For the last few years, the Pittsburgh Regional Health Initiative (PRHI) has used PHC4 data to produce reports and recommendations that are intended to help providers increase the quality of health care in southwest Pennsylvania. Using acute care admissions data from 11 counties in the Pittsburgh area, PRHI strives to reduce hospital readmission rates for many chronic conditions.
“We started out using PHC4 data a few years ago to produce regional reports on the prevalence and readmission rates of chronic conditions, like COPD, heart failure, asthma, and diabetes,” said Colleen Vrbin, Senior Research Analyst with the PRHI. “However, once we really dug into the data, we started finding some really interesting phenomena.”
During the past 18 months, PRHI has expanded its findings to include analyses of data on populations typically excluded from hospital performance reports—HIV patients, patients that leave against medical advice, etc. PRHI published a brief on patterns of admission and readmission among HIV patients in southwestern Pennsylvania, with some surprising results. The brief showed that readmission rates for HIV patients were substantially higher than for the non-HIV patient population for conditions not specific to HIV, and suggested opportunities for reducing readmissions.

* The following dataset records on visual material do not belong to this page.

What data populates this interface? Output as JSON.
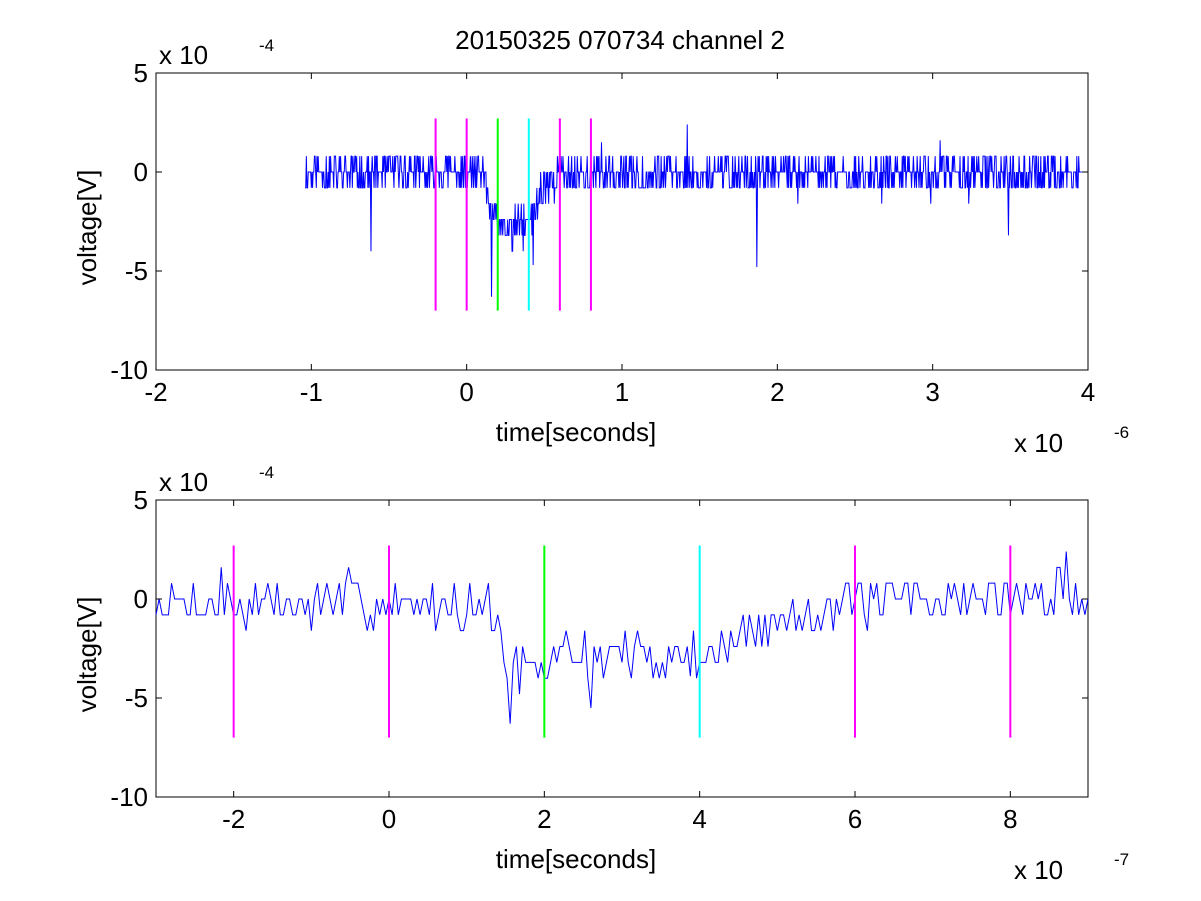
{
  "figure": {
    "title": "20150325 070734 channel 2"
  },
  "chart_data": [
    {
      "type": "line",
      "xlabel": "time[seconds]",
      "ylabel": "voltage[V]",
      "x_exponent_label": "x 10",
      "x_exponent": "-6",
      "y_exponent_label": "x 10",
      "y_exponent": "-4",
      "xlim": [
        -2,
        4
      ],
      "ylim": [
        -10,
        5
      ],
      "xticks": [
        -2,
        -1,
        0,
        1,
        2,
        3,
        4
      ],
      "xtick_labels": [
        "-2",
        "-1",
        "0",
        "1",
        "2",
        "3",
        "4"
      ],
      "yticks": [
        -10,
        -5,
        0,
        5
      ],
      "ytick_labels": [
        "-10",
        "-5",
        "0",
        "5"
      ],
      "grid": false,
      "trace": {
        "color": "#0000ff",
        "x_start": -1.04,
        "x_end": 3.96,
        "x_step": 0.004,
        "envelope": [
          [
            -1.04,
            0.0
          ],
          [
            -0.3,
            0.0
          ],
          [
            -0.25,
            -0.2
          ],
          [
            -0.2,
            0.0
          ],
          [
            0.1,
            -0.1
          ],
          [
            0.15,
            -1.5
          ],
          [
            0.2,
            -2.8
          ],
          [
            0.25,
            -3.0
          ],
          [
            0.3,
            -3.0
          ],
          [
            0.35,
            -2.8
          ],
          [
            0.4,
            -2.6
          ],
          [
            0.45,
            -1.5
          ],
          [
            0.5,
            -0.6
          ],
          [
            0.6,
            -0.2
          ],
          [
            0.8,
            -0.1
          ],
          [
            3.96,
            -0.1
          ]
        ],
        "noise_amplitude": 0.9,
        "quantization": 0.8,
        "seed": 11,
        "spikes": [
          {
            "x": -0.615,
            "y": -4.0
          },
          {
            "x": 0.16,
            "y": -6.3
          },
          {
            "x": 0.43,
            "y": -4.7
          },
          {
            "x": 1.42,
            "y": 2.4
          },
          {
            "x": 1.87,
            "y": -4.8
          },
          {
            "x": 0.87,
            "y": 1.5
          },
          {
            "x": 3.05,
            "y": 1.6
          },
          {
            "x": 3.49,
            "y": -3.2
          }
        ]
      },
      "markers": [
        {
          "x": -0.2,
          "color": "#ff00ff",
          "ymin": -7.0,
          "ymax": 2.7
        },
        {
          "x": 0.0,
          "color": "#ff00ff",
          "ymin": -7.0,
          "ymax": 2.7
        },
        {
          "x": 0.2,
          "color": "#00ff00",
          "ymin": -7.0,
          "ymax": 2.7
        },
        {
          "x": 0.4,
          "color": "#00ffff",
          "ymin": -7.0,
          "ymax": 2.7
        },
        {
          "x": 0.6,
          "color": "#ff00ff",
          "ymin": -7.0,
          "ymax": 2.7
        },
        {
          "x": 0.8,
          "color": "#ff00ff",
          "ymin": -7.0,
          "ymax": 2.7
        }
      ]
    },
    {
      "type": "line",
      "xlabel": "time[seconds]",
      "ylabel": "voltage[V]",
      "x_exponent_label": "x 10",
      "x_exponent": "-7",
      "y_exponent_label": "x 10",
      "y_exponent": "-4",
      "xlim": [
        -3,
        9
      ],
      "ylim": [
        -10,
        5
      ],
      "xticks": [
        -2,
        0,
        2,
        4,
        6,
        8
      ],
      "xtick_labels": [
        "-2",
        "0",
        "2",
        "4",
        "6",
        "8"
      ],
      "yticks": [
        -10,
        -5,
        0,
        5
      ],
      "ytick_labels": [
        "-10",
        "-5",
        "0",
        "5"
      ],
      "grid": false,
      "trace": {
        "color": "#0000ff",
        "x_start": -3.0,
        "x_end": 9.0,
        "x_step": 0.04,
        "envelope": [
          [
            -3.0,
            -0.2
          ],
          [
            0.8,
            -0.3
          ],
          [
            1.3,
            -0.6
          ],
          [
            1.6,
            -3.5
          ],
          [
            1.9,
            -3.9
          ],
          [
            2.2,
            -2.6
          ],
          [
            3.0,
            -2.8
          ],
          [
            3.8,
            -3.0
          ],
          [
            4.2,
            -2.7
          ],
          [
            4.7,
            -1.8
          ],
          [
            5.2,
            -0.8
          ],
          [
            6.0,
            -0.2
          ],
          [
            9.0,
            0.2
          ]
        ],
        "noise_amplitude": 1.1,
        "quantization": 0.8,
        "seed": 7,
        "spikes": [
          {
            "x": 1.57,
            "y": -6.3
          },
          {
            "x": 2.6,
            "y": -5.5
          },
          {
            "x": -2.15,
            "y": 1.6
          },
          {
            "x": -0.52,
            "y": 1.6
          },
          {
            "x": 8.7,
            "y": 2.4
          },
          {
            "x": 3.88,
            "y": -3.9
          }
        ]
      },
      "markers": [
        {
          "x": -2,
          "color": "#ff00ff",
          "ymin": -7.0,
          "ymax": 2.7
        },
        {
          "x": 0,
          "color": "#ff00ff",
          "ymin": -7.0,
          "ymax": 2.7
        },
        {
          "x": 2,
          "color": "#00ff00",
          "ymin": -7.0,
          "ymax": 2.7
        },
        {
          "x": 4,
          "color": "#00ffff",
          "ymin": -7.0,
          "ymax": 2.7
        },
        {
          "x": 6,
          "color": "#ff00ff",
          "ymin": -7.0,
          "ymax": 2.7
        },
        {
          "x": 8,
          "color": "#ff00ff",
          "ymin": -7.0,
          "ymax": 2.7
        }
      ]
    }
  ]
}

According to Ms. Vrbin, “PHC4 data is a one-of-a-kind, beyond-rich, source for health care research. Their data allows us to do research with actionable results. We’re not producing reports just for the sake of research; we’re creating guidelines and best practices that are savings countless lives in the Pittsburgh area. Everyone benefits from what we’re doing.”

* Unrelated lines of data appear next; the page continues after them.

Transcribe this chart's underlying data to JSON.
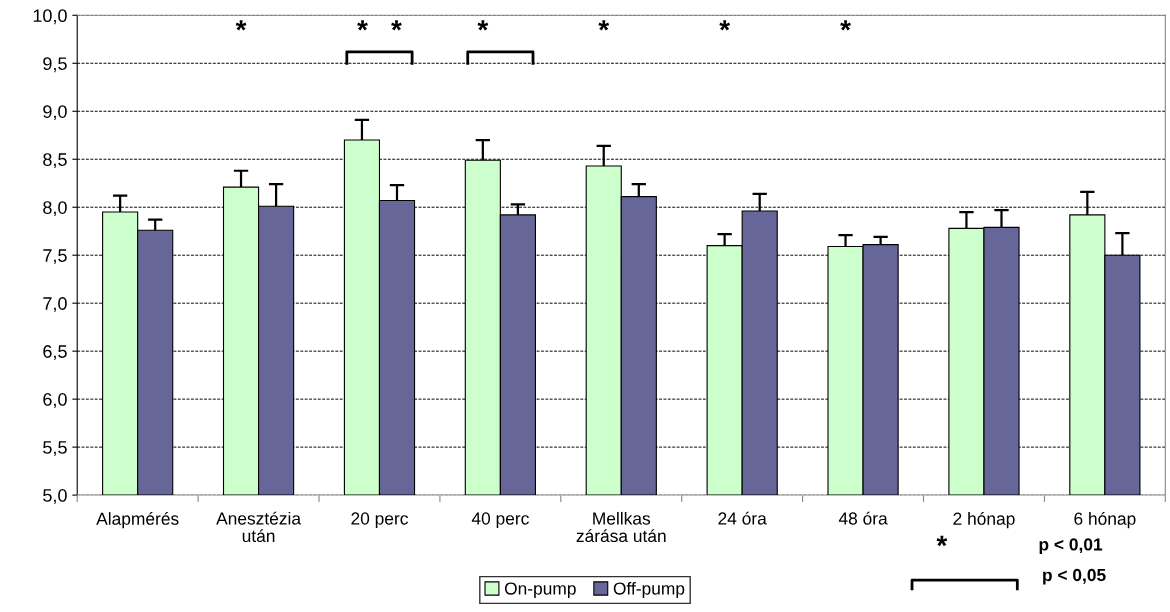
{
  "chart_data": {
    "type": "bar",
    "categories": [
      "Alapmérés",
      "Anesztézia\nután",
      "20 perc",
      "40 perc",
      "Mellkas\nzárása után",
      "24 óra",
      "48 óra",
      "2 hónap",
      "6 hónap"
    ],
    "series": [
      {
        "name": "On-pump",
        "color": "#ccffcc",
        "values": [
          7.95,
          8.21,
          8.7,
          8.49,
          8.43,
          7.6,
          7.59,
          7.78,
          7.92
        ],
        "errors": [
          [
            7.95,
            8.12
          ],
          [
            8.21,
            8.38
          ],
          [
            8.7,
            8.91
          ],
          [
            8.49,
            8.7
          ],
          [
            8.43,
            8.64
          ],
          [
            7.6,
            7.72
          ],
          [
            7.59,
            7.71
          ],
          [
            7.78,
            7.95
          ],
          [
            7.92,
            8.16
          ]
        ]
      },
      {
        "name": "Off-pump",
        "color": "#666699",
        "values": [
          7.76,
          8.01,
          8.07,
          7.92,
          8.11,
          7.96,
          7.61,
          7.79,
          7.5
        ],
        "errors": [
          [
            7.76,
            7.87
          ],
          [
            8.01,
            8.24
          ],
          [
            8.07,
            8.23
          ],
          [
            7.92,
            8.03
          ],
          [
            8.11,
            8.24
          ],
          [
            7.96,
            8.14
          ],
          [
            7.61,
            7.69
          ],
          [
            7.79,
            7.97
          ],
          [
            7.5,
            7.73
          ]
        ]
      }
    ],
    "ylim": [
      5.0,
      10.0
    ],
    "yticks": [
      {
        "value": 5.0,
        "label": "5,0"
      },
      {
        "value": 5.5,
        "label": "5,5"
      },
      {
        "value": 6.0,
        "label": "6,0"
      },
      {
        "value": 6.5,
        "label": "6,5"
      },
      {
        "value": 7.0,
        "label": "7,0"
      },
      {
        "value": 7.5,
        "label": "7,5"
      },
      {
        "value": 8.0,
        "label": "8,0"
      },
      {
        "value": 8.5,
        "label": "8,5"
      },
      {
        "value": 9.0,
        "label": "9,0"
      },
      {
        "value": 9.5,
        "label": "9,5"
      },
      {
        "value": 10.0,
        "label": "10,0"
      }
    ],
    "grid": "y",
    "legend": "bottom",
    "annotations": [
      "*",
      "*   *",
      "*",
      "*",
      "*",
      "*",
      "*",
      "p < 0,01",
      "p < 0,05"
    ]
  }
}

One of these life-saving reports is the PRHI Readmission Reduction Guide, which lays out 56 pages of advice to physicians and facilities to provide patients with better care to reduce readmission rates.

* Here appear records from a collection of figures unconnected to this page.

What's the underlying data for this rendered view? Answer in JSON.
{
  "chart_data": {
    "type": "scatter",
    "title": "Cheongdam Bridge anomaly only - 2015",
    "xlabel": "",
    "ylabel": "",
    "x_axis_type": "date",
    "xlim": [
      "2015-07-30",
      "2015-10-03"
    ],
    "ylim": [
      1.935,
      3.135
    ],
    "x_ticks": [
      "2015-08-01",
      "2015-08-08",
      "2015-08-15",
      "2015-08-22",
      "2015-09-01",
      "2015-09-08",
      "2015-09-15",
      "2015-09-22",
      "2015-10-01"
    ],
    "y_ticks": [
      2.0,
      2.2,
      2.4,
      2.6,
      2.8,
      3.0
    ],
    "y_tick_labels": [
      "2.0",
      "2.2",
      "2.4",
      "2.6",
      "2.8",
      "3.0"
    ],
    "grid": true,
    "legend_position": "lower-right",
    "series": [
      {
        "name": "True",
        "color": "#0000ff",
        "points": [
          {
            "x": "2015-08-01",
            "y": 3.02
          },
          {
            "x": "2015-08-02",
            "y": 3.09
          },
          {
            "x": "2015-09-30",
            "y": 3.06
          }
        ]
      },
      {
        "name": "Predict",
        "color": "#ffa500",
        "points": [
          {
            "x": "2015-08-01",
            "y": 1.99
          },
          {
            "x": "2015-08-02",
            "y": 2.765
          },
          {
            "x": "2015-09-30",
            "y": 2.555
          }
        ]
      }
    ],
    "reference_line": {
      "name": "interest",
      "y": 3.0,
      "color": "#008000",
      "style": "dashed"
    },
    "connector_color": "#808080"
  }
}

Continuing its “outside the box” approach to health care research, PRHI is getting ready for an upcoming release of a brief on patients who are admitted to the hospital 10 or more times in a 2 year period. Studying small, targeted, and expensive subsets of patients has been a successful strategy for PRHI. Another population PRHI plans on studying closer is patients that leave the hospital against medical advice. Finding ways to decrease the readmission rates for these two populations of patients will yield a savings of hundreds of thousands of dollars in the future, in addition to improved quality of care.